Había un gran comedor, otro comedor pequeño para diario y varios salones de respeto, que no se abrían sino en las ocasiones solemnes, y donde, entre otras preciosidades, D. Acisclo, sus hijos, hijas, yernos y nueras, todos resplandecían retratados al óleo, de tamaño más que natural, y casi de cuerpo entero, por un pintor ambulante que acertó a pasar por Villafría, y que llevó una onza de oro por cada retrato. Verdad es que D. Acisclo le agasajó y trató a cuerpo de rey, sentándole a su mesa todo el tiempo que tardó en pintarlos, lo cual fue obra de cinco meses, y luego, al partir, le hizo presente de mil chucherías, como, por ejemplo, de un pipotillo con aguardiente de doble anís, de orejones secos y de alfajores y piñonate. Los retratos lo merecían por lo parecidos. No les faltaba más que hablar. Las blondas que figuraban en los de las damas, estaban algo confusas al principio; pero, cediendo a las quejas de las damas susodichas, el pintor lo arregló con ingenioso artificio. Untó en albayalde un pedazo de tul, le aplicó al sitio del cuadro, ya seco, donde la blonda estaba representada, y resultó un efecto maravilloso, porque hasta los agujeritos de la blonda se veían y aun podían contarse.

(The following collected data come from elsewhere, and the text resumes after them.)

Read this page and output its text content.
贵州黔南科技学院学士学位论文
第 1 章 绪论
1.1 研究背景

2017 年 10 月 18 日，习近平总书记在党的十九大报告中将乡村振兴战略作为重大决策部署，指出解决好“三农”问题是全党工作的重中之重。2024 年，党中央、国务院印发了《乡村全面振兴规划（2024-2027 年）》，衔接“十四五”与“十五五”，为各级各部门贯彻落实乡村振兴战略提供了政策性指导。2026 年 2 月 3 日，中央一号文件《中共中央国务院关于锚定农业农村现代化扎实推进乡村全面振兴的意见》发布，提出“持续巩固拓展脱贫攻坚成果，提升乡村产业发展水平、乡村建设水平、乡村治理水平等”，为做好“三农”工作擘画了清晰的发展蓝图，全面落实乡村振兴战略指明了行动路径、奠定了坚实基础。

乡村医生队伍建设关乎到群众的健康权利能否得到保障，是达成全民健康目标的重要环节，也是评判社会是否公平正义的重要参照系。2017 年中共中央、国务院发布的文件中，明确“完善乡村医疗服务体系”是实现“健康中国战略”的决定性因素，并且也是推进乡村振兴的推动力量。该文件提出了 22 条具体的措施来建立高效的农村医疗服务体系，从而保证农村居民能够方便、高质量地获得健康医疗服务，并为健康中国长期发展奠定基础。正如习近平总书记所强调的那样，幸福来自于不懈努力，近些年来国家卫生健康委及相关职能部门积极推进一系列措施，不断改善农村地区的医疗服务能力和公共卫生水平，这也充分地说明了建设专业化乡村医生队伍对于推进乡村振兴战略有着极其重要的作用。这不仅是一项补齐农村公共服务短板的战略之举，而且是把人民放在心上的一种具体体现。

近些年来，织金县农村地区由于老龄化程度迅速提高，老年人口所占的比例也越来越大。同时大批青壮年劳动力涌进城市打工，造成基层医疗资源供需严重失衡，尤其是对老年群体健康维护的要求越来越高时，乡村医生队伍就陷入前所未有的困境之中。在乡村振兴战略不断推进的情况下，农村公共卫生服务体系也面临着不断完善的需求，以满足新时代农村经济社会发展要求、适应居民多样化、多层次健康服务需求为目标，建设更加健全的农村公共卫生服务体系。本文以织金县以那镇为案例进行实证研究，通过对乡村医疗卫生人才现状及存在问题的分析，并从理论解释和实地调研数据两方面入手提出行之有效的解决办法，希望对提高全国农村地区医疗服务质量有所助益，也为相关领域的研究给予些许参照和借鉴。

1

Todo esto era en el piso principal, donde había dos chimeneas, que allí llaman francesas, y que no se encendieron sino cuando vino el obispo, en pleno invierno, y por poco se ahoga S. S. I. con el humo que se armó. Pero en cambio había una magnífica cocina de señores, con chimenea de campana, de muchísimo tiro, donde ardía siempre, durante la estación fría, abundante leña de olivo y de encina y rica pasta de orujo; donde rara vez se guisaba; y donde los señores se calentaban muy a su sabor. En esta cocina adornaban las paredes varias jaulas de perdices, puestas sobre repisas, escopetas y otras armas, y algunas cabezas de ciervos, lobos, zorros, tejones y garduñas, muertos por D. Acisclo.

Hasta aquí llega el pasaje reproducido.